Dari Dapur Rumahan ke Pasar Global, IMA Genjot UMKM Menembus Batas Ekspor

Prosesi penandatanganan Memorandum of Understanding (MOU) oleh Presiden IMA, Suparno Djasmin (tengah), dan Ketua Umum Gabungan Perusahaan Ekspor Indonesia, Benny Soetrisno (kedua dari kanan), dalam Rakernas IMA 2025 yang digelar Sabtu (14/05) di Shangri-La Hotel, Jakarta. MOU ini bertujuan memberikan pelatihan bagi UMKM binaan IMA agar dapat menembus pasar ekspor.

UMKM telah lama menjadi tulang punggung ekonomi Indonesia. Data 2023 mencatat, kontribusi UMKM terhadap Produk Domestik Bruto (PDB) mencapai 60%, senilai Rp 9.580 triliun. Sektor ini juga menyerap 117 juta tenaga kerja—setara 97% dari total nasional—dan menyumbang 15,7% terhadap ekspor.

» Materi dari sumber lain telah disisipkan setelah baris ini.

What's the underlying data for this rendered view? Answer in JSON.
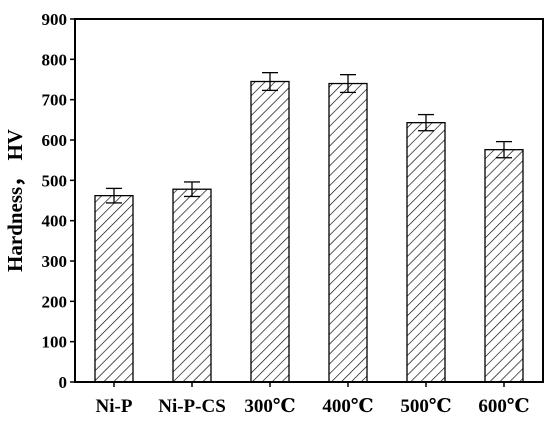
{
  "chart_data": {
    "type": "bar",
    "categories": [
      "Ni-P",
      "Ni-P-CS",
      "300℃",
      "400℃",
      "500℃",
      "600℃"
    ],
    "series": [
      {
        "values": [
          462,
          478,
          745,
          740,
          643,
          576
        ],
        "errors": [
          18,
          18,
          22,
          22,
          20,
          20
        ]
      }
    ],
    "xlabel": "",
    "ylabel": "Hardness， HV",
    "ylim": [
      0,
      900
    ],
    "yticks": [
      0,
      100,
      200,
      300,
      400,
      500,
      600,
      700,
      800,
      900
    ],
    "bar_pattern": "diagonal-hatch",
    "bar_fill": "#ffffff",
    "stroke_color": "#000000",
    "grid": false,
    "legend": "none"
  }
}
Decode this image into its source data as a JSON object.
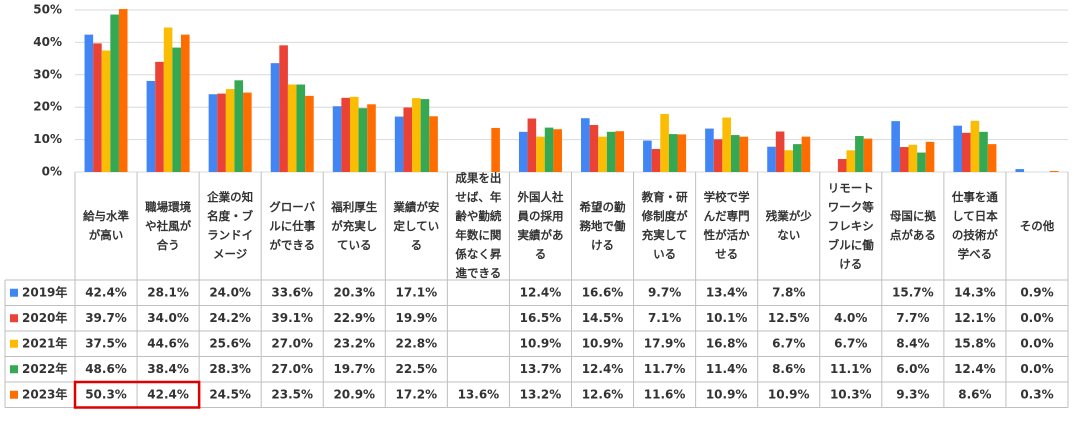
{
  "chart_data": {
    "type": "bar",
    "categories": [
      "給与水準が高い",
      "職場環境や社風が合う",
      "企業の知名度・ブランドイメージ",
      "グローバルに仕事ができる",
      "福利厚生が充実している",
      "業績が安定している",
      "成果を出せば、年齢や勤続年数に関係なく昇進できる",
      "外国人社員の採用実績がある",
      "希望の勤務地で働ける",
      "教育・研修制度が充実している",
      "学校で学んだ専門性が活かせる",
      "残業が少ない",
      "リモートワーク等フレキシブルに働ける",
      "母国に拠点がある",
      "仕事を通して日本の技術が学べる",
      "その他"
    ],
    "series": [
      {
        "name": "2019年",
        "color": "#4285f4",
        "values": [
          42.4,
          28.1,
          24.0,
          33.6,
          20.3,
          17.1,
          null,
          12.4,
          16.6,
          9.7,
          13.4,
          7.8,
          null,
          15.7,
          14.3,
          0.9
        ],
        "value_labels": [
          "42.4%",
          "28.1%",
          "24.0%",
          "33.6%",
          "20.3%",
          "17.1%",
          null,
          "12.4%",
          "16.6%",
          "9.7%",
          "13.4%",
          "7.8%",
          null,
          "15.7%",
          "14.3%",
          "0.9%"
        ]
      },
      {
        "name": "2020年",
        "color": "#ea4335",
        "values": [
          39.7,
          34.0,
          24.2,
          39.1,
          22.9,
          19.9,
          null,
          16.5,
          14.5,
          7.1,
          10.1,
          12.5,
          4.0,
          7.7,
          12.1,
          0.0
        ],
        "value_labels": [
          "39.7%",
          "34.0%",
          "24.2%",
          "39.1%",
          "22.9%",
          "19.9%",
          null,
          "16.5%",
          "14.5%",
          "7.1%",
          "10.1%",
          "12.5%",
          "4.0%",
          "7.7%",
          "12.1%",
          "0.0%"
        ]
      },
      {
        "name": "2021年",
        "color": "#fbbc04",
        "values": [
          37.5,
          44.6,
          25.6,
          27.0,
          23.2,
          22.8,
          null,
          10.9,
          10.9,
          17.9,
          16.8,
          6.7,
          6.7,
          8.4,
          15.8,
          0.0
        ],
        "value_labels": [
          "37.5%",
          "44.6%",
          "25.6%",
          "27.0%",
          "23.2%",
          "22.8%",
          null,
          "10.9%",
          "10.9%",
          "17.9%",
          "16.8%",
          "6.7%",
          "6.7%",
          "8.4%",
          "15.8%",
          "0.0%"
        ]
      },
      {
        "name": "2022年",
        "color": "#34a853",
        "values": [
          48.6,
          38.4,
          28.3,
          27.0,
          19.7,
          22.5,
          null,
          13.7,
          12.4,
          11.7,
          11.4,
          8.6,
          11.1,
          6.0,
          12.4,
          0.0
        ],
        "value_labels": [
          "48.6%",
          "38.4%",
          "28.3%",
          "27.0%",
          "19.7%",
          "22.5%",
          null,
          "13.7%",
          "12.4%",
          "11.7%",
          "11.4%",
          "8.6%",
          "11.1%",
          "6.0%",
          "12.4%",
          "0.0%"
        ]
      },
      {
        "name": "2023年",
        "color": "#ff6d01",
        "values": [
          50.3,
          42.4,
          24.5,
          23.5,
          20.9,
          17.2,
          13.6,
          13.2,
          12.6,
          11.6,
          10.9,
          10.9,
          10.3,
          9.3,
          8.6,
          0.3
        ],
        "value_labels": [
          "50.3%",
          "42.4%",
          "24.5%",
          "23.5%",
          "20.9%",
          "17.2%",
          "13.6%",
          "13.2%",
          "12.6%",
          "11.6%",
          "10.9%",
          "10.9%",
          "10.3%",
          "9.3%",
          "8.6%",
          "0.3%"
        ]
      }
    ],
    "ylim": [
      0,
      50
    ],
    "yticks": [
      {
        "value": 0,
        "label": "0%"
      },
      {
        "value": 10,
        "label": "10%"
      },
      {
        "value": 20,
        "label": "20%"
      },
      {
        "value": 30,
        "label": "30%"
      },
      {
        "value": 40,
        "label": "40%"
      },
      {
        "value": 50,
        "label": "50%"
      }
    ],
    "grid": true
  }
}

Melihat potensi tersebut, pemerintah dan pelaku usaha sepakat bahwa UMKM tidak bisa lagi dipandang sebelah mata. Dalam Rapat Kerja Nasional (Rakernas) IMA 2025 yang digelar di Jakarta, Sabtu (14/6), Deputi Bidang Usaha Menengah Kementerian Koperasi dan UMKM, Bagus Rachman, menggarisbawahi pentingnya mengubah cara pandang terhadap pelaku usaha kecil.

“Kita tak bisa menyebut mereka sekadar pelaku UMKM. Mereka adalah pengusaha, dan harus berpikir global,” ujarnya tegas.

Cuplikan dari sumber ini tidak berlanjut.